City creates new property class and sets the redevelopment bar “extremely high”

San Jose Approves Protections for Mobile Home Parks

A photo illustration of San Jose Mayor Matt Mahan (Getty)

San Jose, which has more mobile home parks than any city in the state, has made it harder for builders to redevelop them into condominiums, apartments and other uses.

The City Council has unanimously approved additional protections for one of the region’s last bastions of affordable housing — mobile home parks, the San Jose Mercury News reported.

The decision will make it difficult for developers to convert 13 of San Jose’s mobile home parks, now placed in a new land-use category requiring prospective developers to submit a general plan amendment on top of a council vote. 

The city’s eventual goal is to place nearly all of San Jose’s 60 parks in this category, according to the newspaper.

“I think this is a clear statement of intent from the council that these should remain mobile home parks,” Mayor Matt Mahan said. “And should a developer propose redevelopment, the bar would have to be extremely high.”

Residents in mobile homes have worried for years about bulldozers and builders turning their pads into apartments as the city pushes to add homes during an affordability crisis.

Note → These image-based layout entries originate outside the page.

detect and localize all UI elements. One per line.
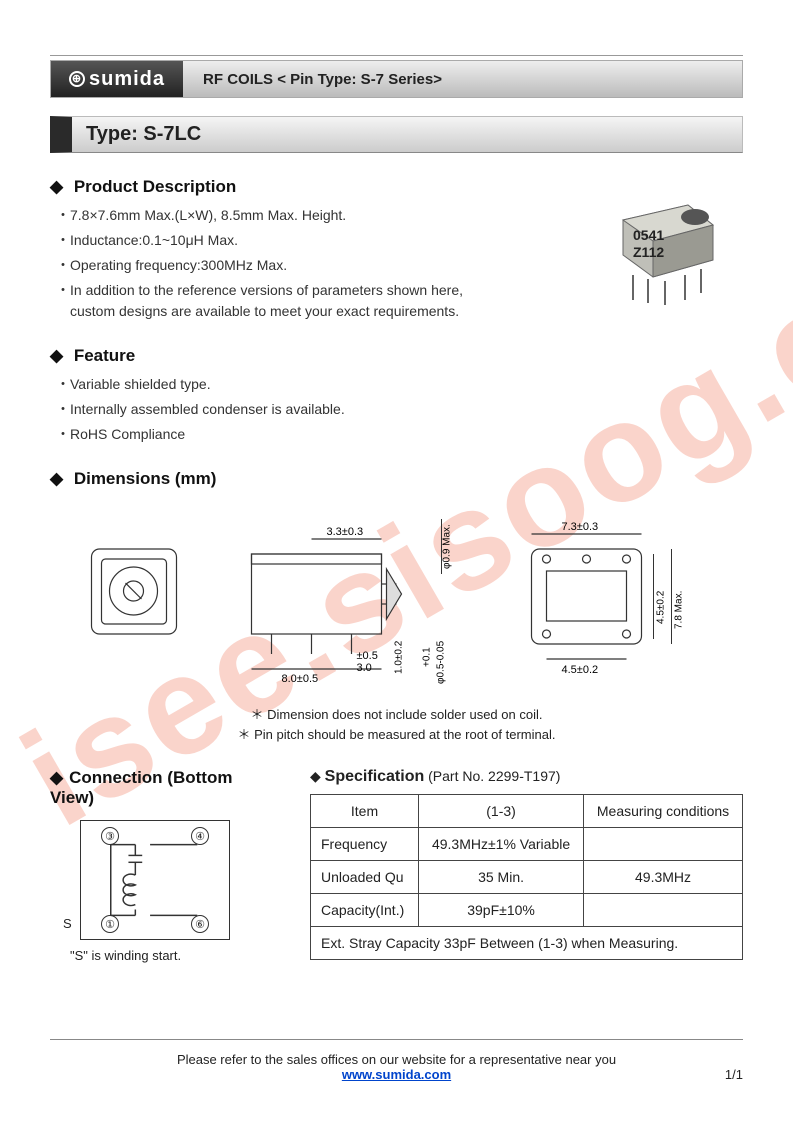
header-bar: ⊕ sumida RF COILS < Pin Type: S-7 Series… — [50, 60, 743, 98]
connection-note: "S" is winding start. — [70, 948, 280, 963]
diamond-icon: ◆ — [50, 469, 63, 488]
diamond-icon: ◆ — [50, 177, 63, 196]
diamond-icon: ◆ — [310, 768, 321, 784]
footer: Please refer to the sales offices on our… — [50, 1039, 743, 1082]
svg-text:±0.5: ±0.5 — [357, 650, 378, 662]
diamond-icon: ◆ — [50, 768, 63, 787]
feature-list: ・Variable shielded type.・Internally asse… — [50, 374, 743, 445]
brand-text: sumida — [89, 68, 165, 91]
logo-icon: ⊕ — [69, 71, 85, 87]
footer-text: Please refer to the sales offices on our… — [50, 1052, 743, 1067]
specification-table: Item (1-3) Measuring conditions Frequenc… — [310, 794, 743, 960]
svg-text:3.0: 3.0 — [357, 662, 372, 674]
svg-text:1.0±0.2: 1.0±0.2 — [394, 640, 405, 674]
svg-text:φ0.9 Max.: φ0.9 Max. — [442, 524, 453, 569]
connection-diagram: ③ ④ ① ⑥ S — [80, 820, 230, 940]
bullet-icon: ・ — [56, 424, 70, 445]
list-item-text: 7.8×7.6mm Max.(L×W), 8.5mm Max. Height. — [70, 205, 346, 226]
bullet-icon: ・ — [56, 230, 70, 251]
list-item: ・Variable shielded type. — [56, 374, 743, 395]
svg-text:φ0.5-0.05: φ0.5-0.05 — [436, 640, 447, 684]
coil-schematic-icon — [81, 821, 229, 939]
table-row: Item (1-3) Measuring conditions — [311, 795, 743, 828]
diamond-icon: ◆ — [50, 346, 63, 365]
svg-text:8.0±0.5: 8.0±0.5 — [282, 673, 319, 685]
list-item: ・RoHS Compliance — [56, 424, 743, 445]
list-item-text: Operating frequency:300MHz Max. — [70, 255, 287, 276]
table-row: Capacity(Int.) 39pF±10% — [311, 894, 743, 927]
dimensions-drawing: 3.3±0.3 8.0±0.5 ±0.5 3.0 1.0±0.2 +0.1 φ0… — [50, 499, 743, 699]
specification-title: ◆ Specification (Part No. 2299-T197) — [310, 768, 743, 786]
svg-text:4.5±0.2: 4.5±0.2 — [562, 664, 599, 676]
feature-title: ◆ Feature — [50, 346, 743, 366]
header-item: Item — [311, 795, 419, 828]
svg-text:+0.1: +0.1 — [422, 647, 433, 667]
table-row: Frequency 49.3MHz±1% Variable — [311, 828, 743, 861]
footer-link[interactable]: www.sumida.com — [342, 1067, 451, 1082]
bullet-icon: ・ — [56, 399, 70, 420]
connection-title: ◆Connection (Bottom View) — [50, 768, 280, 808]
list-item-text: RoHS Compliance — [70, 424, 185, 445]
bullet-icon: ・ — [56, 255, 70, 276]
svg-text:0541: 0541 — [633, 227, 664, 243]
list-item-text: Variable shielded type. — [70, 374, 211, 395]
table-row: Ext. Stray Capacity 33pF Between (1-3) w… — [311, 927, 743, 960]
product-image: 0541 Z112 — [603, 185, 733, 305]
bullet-icon: ・ — [56, 374, 70, 395]
header-cond: Measuring conditions — [584, 795, 743, 828]
header-col1: (1-3) — [419, 795, 584, 828]
svg-text:7.3±0.3: 7.3±0.3 — [562, 521, 599, 533]
svg-text:7.8 Max.: 7.8 Max. — [674, 591, 685, 629]
header-title: RF COILS < Pin Type: S-7 Series> — [183, 61, 742, 97]
bullet-icon: ・ — [56, 280, 70, 322]
list-item: ・Internally assembled condenser is avail… — [56, 399, 743, 420]
dimension-notes: ＊ Dimension does not include solder used… — [50, 705, 743, 744]
bullet-icon: ・ — [56, 205, 70, 226]
svg-text:3.3±0.3: 3.3±0.3 — [327, 526, 364, 538]
brand-logo: ⊕ sumida — [51, 61, 183, 97]
svg-text:4.5±0.2: 4.5±0.2 — [656, 590, 667, 624]
table-row: Unloaded Qu 35 Min. 49.3MHz — [311, 861, 743, 894]
type-bar: Type: S-7LC — [50, 116, 743, 153]
dim-note-1: ＊ Dimension does not include solder used… — [50, 705, 743, 725]
list-item-text: Inductance:0.1~10μH Max. — [70, 230, 238, 251]
page-content: ⊕ sumida RF COILS < Pin Type: S-7 Series… — [0, 0, 793, 993]
s-label: S — [63, 916, 72, 931]
page-number: 1/1 — [725, 1067, 743, 1082]
dimensions-title: ◆ Dimensions (mm) — [50, 469, 743, 489]
list-item-text: Internally assembled condenser is availa… — [70, 399, 345, 420]
list-item-text: In addition to the reference versions of… — [70, 280, 500, 322]
svg-text:Z112: Z112 — [633, 244, 664, 260]
dim-note-2: ＊ Pin pitch should be measured at the ro… — [50, 725, 743, 745]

While such homeowners own their homes made offsite, they lease the land they sit on.

Sign Up for the undefined Newsletter

Some 35,000 San Jose residents live in mobile home parks, many of whom are low-income seniors in homes that now cost between $350,000 to $400,000, offering a middle ground between renting and buying a single-family home. 

There are around 11,000 mobile homes in San Jose, more than in any other California city.

Residents at the Winchester Ranch Senior Mobile Home Park had battled developers who sought to convert their community into luxury condominiums. The residents ended up striking a deal guaranteeing them an apartment at the new development.

But when the senior mobile home park was razed in 2021, some seniors found they didn’t  qualify for the replacement housing, according to the San Jose Spotlight.

In 2017, the City Council became the sole decision-making body on any conversions of mobile home parks.

In September of last year, a group led by Kenneth Miller, an Aptos-based real estate investor and founder of two robotics firms, leased the land beneath the Silicon Valley Village Mobile Home Park in South San Jose. A deal ensured it would remain a park, and that 1,600 residents wouldn’t face evictions.